Before the tsunami disaster it would have been unthinkable for a US aircraft carrier to dock in Indonesia's waters, or US Marines to rub shoulders with troops from the world's most populous Muslim nation.

Washington had banned key military cooperation with Indonesia because of human rights disputes, but the disaster has now brought the armed forces of both countries together in a major relief operation.

The USS Abraham Lincoln, an aircraft carrier with 6,000 sailors on board, is currently stationed about 28 kilometres (15 nautical miles) off Indonesia's Aceh province providing aid and sending ashore medical teams.
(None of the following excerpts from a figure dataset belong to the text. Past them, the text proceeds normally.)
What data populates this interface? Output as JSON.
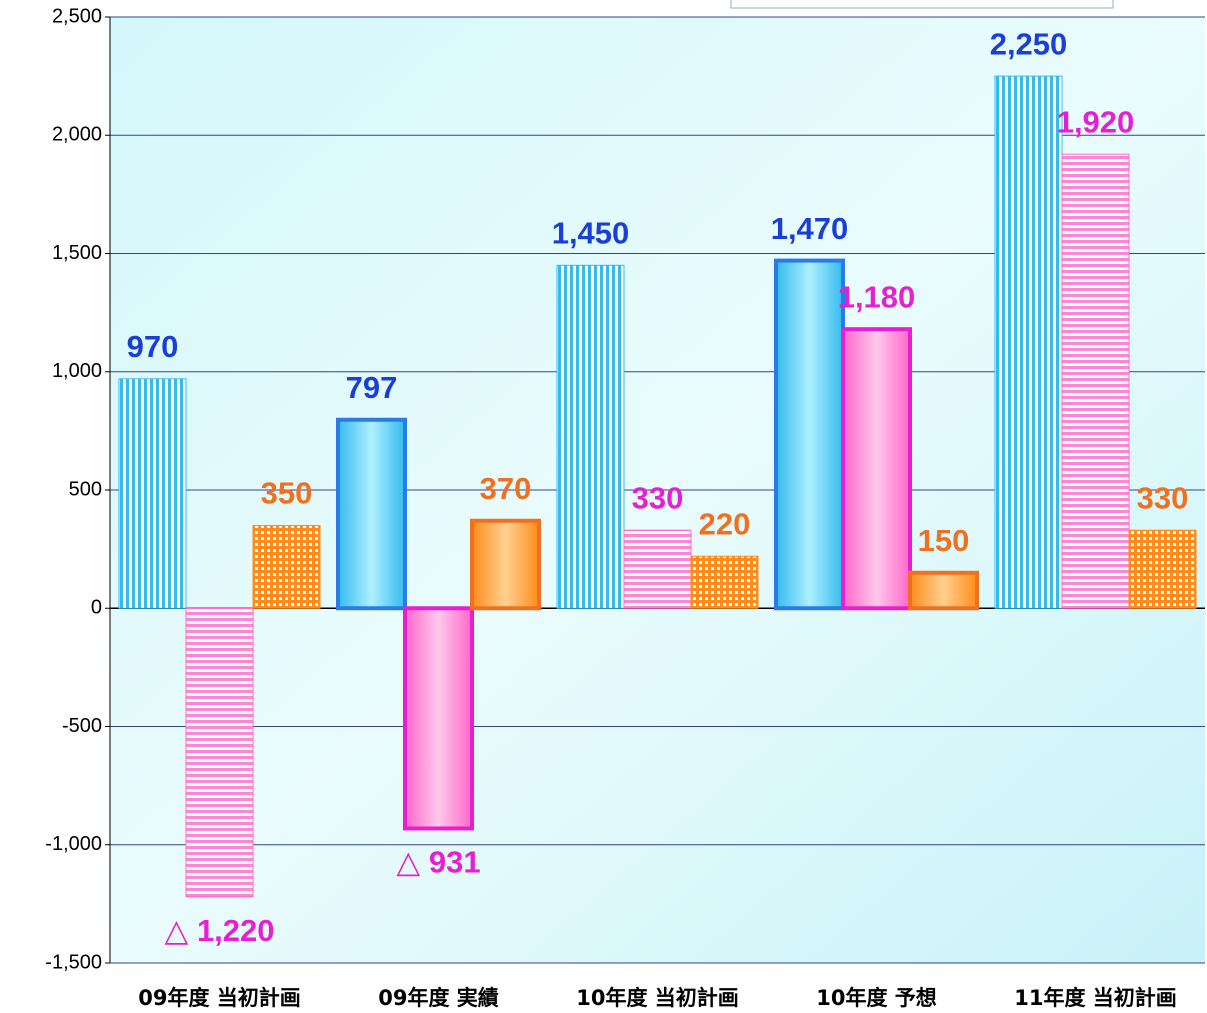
{
  "chart_data": {
    "type": "bar",
    "categories": [
      "09年度 当初計画",
      "09年度 実績",
      "10年度 当初計画",
      "10年度 予想",
      "11年度 当初計画"
    ],
    "hatched": [
      true,
      false,
      true,
      false,
      true
    ],
    "series": [
      {
        "color": "#33bbee",
        "label_color": "#1a3fd8",
        "pattern": "vertical",
        "values": [
          970,
          797,
          1450,
          1470,
          2250
        ],
        "value_labels": [
          "970",
          "797",
          "1,450",
          "1,470",
          "2,250"
        ]
      },
      {
        "color": "#ff66cc",
        "label_color": "#e620d2",
        "pattern": "horizontal",
        "values": [
          -1220,
          -931,
          330,
          1180,
          1920
        ],
        "value_labels": [
          "△ 1,220",
          "△ 931",
          "330",
          "1,180",
          "1,920"
        ]
      },
      {
        "color": "#ff8c1a",
        "label_color": "#f07020",
        "pattern": "grid",
        "values": [
          350,
          370,
          220,
          150,
          330
        ],
        "value_labels": [
          "350",
          "370",
          "220",
          "150",
          "330"
        ]
      }
    ],
    "ylim": [
      -1500,
      2500
    ],
    "yticks": [
      {
        "value": -1500,
        "label": "-1,500"
      },
      {
        "value": -1000,
        "label": "-1,000"
      },
      -500,
      0,
      500,
      {
        "value": 1000,
        "label": "1,000"
      },
      {
        "value": 1500,
        "label": "1,500"
      },
      {
        "value": 2000,
        "label": "2,000"
      },
      {
        "value": 2500,
        "label": "2,500"
      }
    ],
    "negative_tick_color": "#ff0000",
    "grid": true
  }
}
A fleet of Sea Hawk helicopters from the Abraham Lincoln has also been flying food, water and medical supplies into Aceh, where until the tsunami most foreigners were barred because of Indonesian fears about possible outside aid to rebels waging an independence struggle.
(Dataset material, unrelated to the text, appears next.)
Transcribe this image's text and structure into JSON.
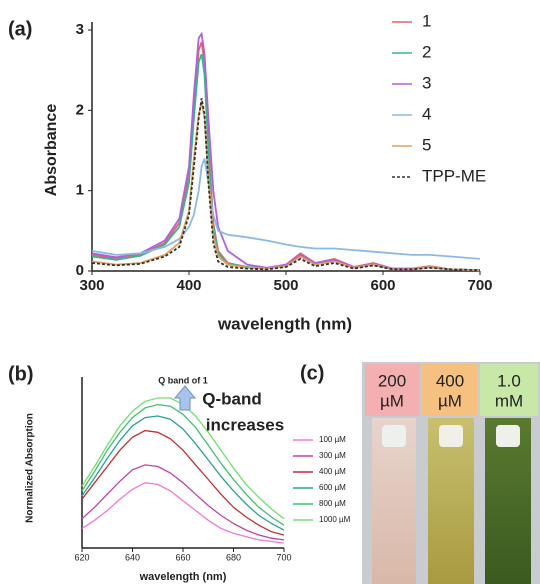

US Rear Admiral Doug Crowder told the Washington Post he expected the joint efforts to improve prospects for resuming full military ties with Indonesia.

The government of President George W. Bush has sought to restore military links, in large part to help fight terrorism, but the US Congress has repeatedly blocked the effort.

"This relief effort demonstrates there could be greater military cooperation with Indonesia," said Dana Dillon, an analyst with the conservative Heritage Foundation.

US marines arrived in Sri Lanka on Tuesday for a deployment that will eventually total 1,500 troops -- reportedly much to the chagrin of giant neighbour India, suspicious of US military intentions.

"Sri Lanka had been seeking US military aid for some time because of an ongoing civil war with the Tamil Tigers, but the American side had been reluctant," noted Dillon.

Part of Sri Lanka's tsunami devastated areas are controlled by the rebel Liberation Tigers of Tamil Eelam (LTTE), which Washington has designated a terrorist group.

US forces are also using Thailand's Vietnam war-era air base of Utapao as an airlift hub for the humanitarian mission in the region, strengthening potential US military logistical support throughout southeast Asia.

Thailand and the Philippines are key US military allies in the region. Singapore hosts a permanent site for US navy ships to dock for maintenance, repairs, supplies, and rest and recreation for the crew.

But the United States has been unable to expand its military influence in the region largely due to suspicions by Indonesia and Malaysia.

The two countries have opposed an American plan to tighten security in the vital Malacca Straits shipping lanes, which might have involved elite US troops stationed nearby.

Derek Mitchell of the Center for Strategic and International Studies, a Washington-based think tank, said the tsunami disaster underlined the importance of US military presence in the region.

He cited particularly the American military base in Okinawa, from where resources were tapped rapidly for the humanitarian effort.

"The United States has this unique capability to move rapidly with its military to take care of humanitarian and other security challenges in Asia," Mitchell said.

"In the absence of this capability which isn't nearly there in Asia, the United States plays this indispensable role."